Em uma entrevista exclusiva ao site ContilNet, um homem que mora próximo ao complexo penitenciário Francisco de Oliveira Conde (FOC), que não quis se identificar, relatou detalhes dos momentos de terror que passou com a sua esposa e uma filha de 2 anos, ao saírem para a escola por volta das 18h, momento em que começou uma rebelião no presídio.
Como é que foi o tiroteio próximo a sua residência?
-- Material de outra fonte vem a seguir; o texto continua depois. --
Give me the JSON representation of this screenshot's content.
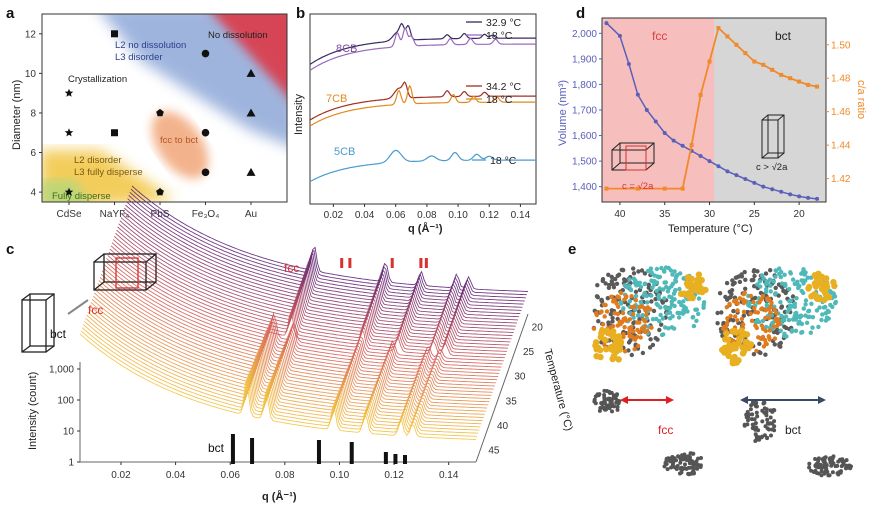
{
  "panels": {
    "a": {
      "letter": "a",
      "ylabel": "Diameter (nm)",
      "yticks": [
        "4",
        "6",
        "8",
        "10",
        "12"
      ],
      "xticks": [
        "CdSe",
        "NaYF₄",
        "PbS",
        "Fe₃O₄",
        "Au"
      ],
      "regions": {
        "no_dissolution": "No dissolution",
        "l2_no_dissolution": "L2 no dissolution",
        "l3_disorder": "L3 disorder",
        "crystallization": "Crystallization",
        "fcc_to_bct": "fcc to bct",
        "l2_disorder": "L2 disorder",
        "l3_fully_disperse": "L3 fully disperse",
        "fully_disperse": "Fully disperse"
      },
      "colors": {
        "red": "#d9404f",
        "blue": "#8fa8d8",
        "orange": "#f0a070",
        "yellow": "#f2c84b",
        "green": "#b9d77a"
      }
    },
    "b": {
      "letter": "b",
      "ylabel": "Intensity",
      "xlabel": "q (Å⁻¹)",
      "xticks": [
        "0.02",
        "0.04",
        "0.06",
        "0.08",
        "0.10",
        "0.12",
        "0.14"
      ],
      "series": [
        {
          "name": "8CB",
          "color": "#7a4d9a",
          "legend": [
            "32.9 °C",
            "18 °C"
          ]
        },
        {
          "name": "7CB",
          "color": "#e08a1e",
          "legend": [
            "34.2 °C",
            "18 °C"
          ]
        },
        {
          "name": "5CB",
          "color": "#4a9ad0",
          "legend": [
            "18 °C"
          ]
        }
      ]
    },
    "c": {
      "letter": "c",
      "ylabel": "Intensity (count)",
      "xlabel": "q (Å⁻¹)",
      "zlabel": "Temperature (°C)",
      "yticks": [
        "1",
        "10",
        "100",
        "1,000"
      ],
      "xticks": [
        "0.02",
        "0.04",
        "0.06",
        "0.08",
        "0.10",
        "0.12",
        "0.14"
      ],
      "zticks": [
        "20",
        "25",
        "30",
        "35",
        "40",
        "45"
      ],
      "fcc_label": "fcc",
      "bct_label": "bct",
      "fcc_peaks": [
        0.0935,
        0.0965,
        0.112,
        0.1225,
        0.1245
      ],
      "bct_peaks": [
        0.061,
        0.068,
        0.0925,
        0.1045,
        0.117,
        0.1205,
        0.124
      ]
    },
    "d": {
      "letter": "d",
      "ylabel_left": "Volume (nm³)",
      "ylabel_right": "c/a ratio",
      "xlabel": "Temperature (°C)",
      "yticks_left": [
        "1,400",
        "1,500",
        "1,600",
        "1,700",
        "1,800",
        "1,900",
        "2,000"
      ],
      "yticks_right": [
        "1.42",
        "1.44",
        "1.46",
        "1.48",
        "1.50"
      ],
      "xticks": [
        "40",
        "35",
        "30",
        "25",
        "20"
      ],
      "fcc_label": "fcc",
      "bct_label": "bct",
      "eq_fcc": "c = √2a",
      "eq_bct": "c > √2a",
      "colors": {
        "volume": "#5a60b8",
        "ratio": "#f08a2a",
        "fcc_bg": "#f6b3b3",
        "bct_bg": "#cfcfcf"
      }
    },
    "e": {
      "letter": "e",
      "fcc_label": "fcc",
      "bct_label": "bct"
    }
  },
  "chart_data": [
    {
      "type": "scatter",
      "title": "",
      "ylabel": "Diameter (nm)",
      "categories": [
        "CdSe",
        "NaYF4",
        "PbS",
        "Fe3O4",
        "Au"
      ],
      "ylim": [
        3.5,
        13
      ],
      "series": [
        {
          "name": "star",
          "marker": "star",
          "points": [
            [
              "CdSe",
              4
            ],
            [
              "CdSe",
              7
            ],
            [
              "CdSe",
              9
            ],
            [
              "PbS",
              4
            ]
          ]
        },
        {
          "name": "square",
          "marker": "square",
          "points": [
            [
              "NaYF4",
              7
            ],
            [
              "NaYF4",
              12
            ]
          ]
        },
        {
          "name": "pentagon",
          "marker": "pentagon",
          "points": [
            [
              "PbS",
              4
            ],
            [
              "PbS",
              8
            ]
          ]
        },
        {
          "name": "circle",
          "marker": "circle",
          "points": [
            [
              "Fe3O4",
              5
            ],
            [
              "Fe3O4",
              7
            ],
            [
              "Fe3O4",
              11
            ]
          ]
        },
        {
          "name": "triangle",
          "marker": "triangle",
          "points": [
            [
              "Au",
              5
            ],
            [
              "Au",
              8
            ],
            [
              "Au",
              10
            ]
          ]
        }
      ]
    },
    {
      "type": "line",
      "xlabel": "Temperature (°C)",
      "ylabel": "Volume (nm³)",
      "xlim": [
        42,
        17
      ],
      "ylim": [
        1340,
        2060
      ],
      "series": [
        {
          "name": "Volume (nm³)",
          "x": [
            41.5,
            40,
            39,
            38,
            37,
            36,
            35,
            34,
            33,
            32,
            31,
            30,
            29,
            28,
            27,
            26,
            25,
            24,
            23,
            22,
            21,
            20,
            19,
            18
          ],
          "values": [
            2040,
            1990,
            1880,
            1760,
            1700,
            1655,
            1610,
            1580,
            1560,
            1540,
            1520,
            1500,
            1480,
            1460,
            1445,
            1430,
            1415,
            1400,
            1390,
            1380,
            1370,
            1362,
            1356,
            1352
          ]
        },
        {
          "name": "c/a ratio",
          "x": [
            41.5,
            38,
            35,
            33,
            32,
            31,
            30,
            29,
            28,
            27,
            26,
            25,
            24,
            23,
            22,
            21,
            20,
            19,
            18
          ],
          "values": [
            1.414,
            1.414,
            1.414,
            1.414,
            1.44,
            1.47,
            1.49,
            1.51,
            1.505,
            1.5,
            1.495,
            1.49,
            1.488,
            1.485,
            1.482,
            1.48,
            1.478,
            1.476,
            1.475
          ]
        }
      ]
    }
  ]
}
Foi uma noite de terror! Por volta das 18h eu estava saindo para aula com a minha esposa e nossa filha de 2 anos, mas não conseguimos chegar até a escola, devido o tumulto de veículos e viaturas da polícia passando muito rápido em direção ao FOC. Então nós ficamos alguns instantes em uma rádio que fica próxima à penal, porque moramos perto e ficamos lá para nos proteger, eram muitos estrondos de tiros, dava pra ouvir perfeitamente. Nunca tinha visto isso na minha vida, parecia uma guerra, não era de tiro de arma pequena não, era tiro de armas de grosso calibre.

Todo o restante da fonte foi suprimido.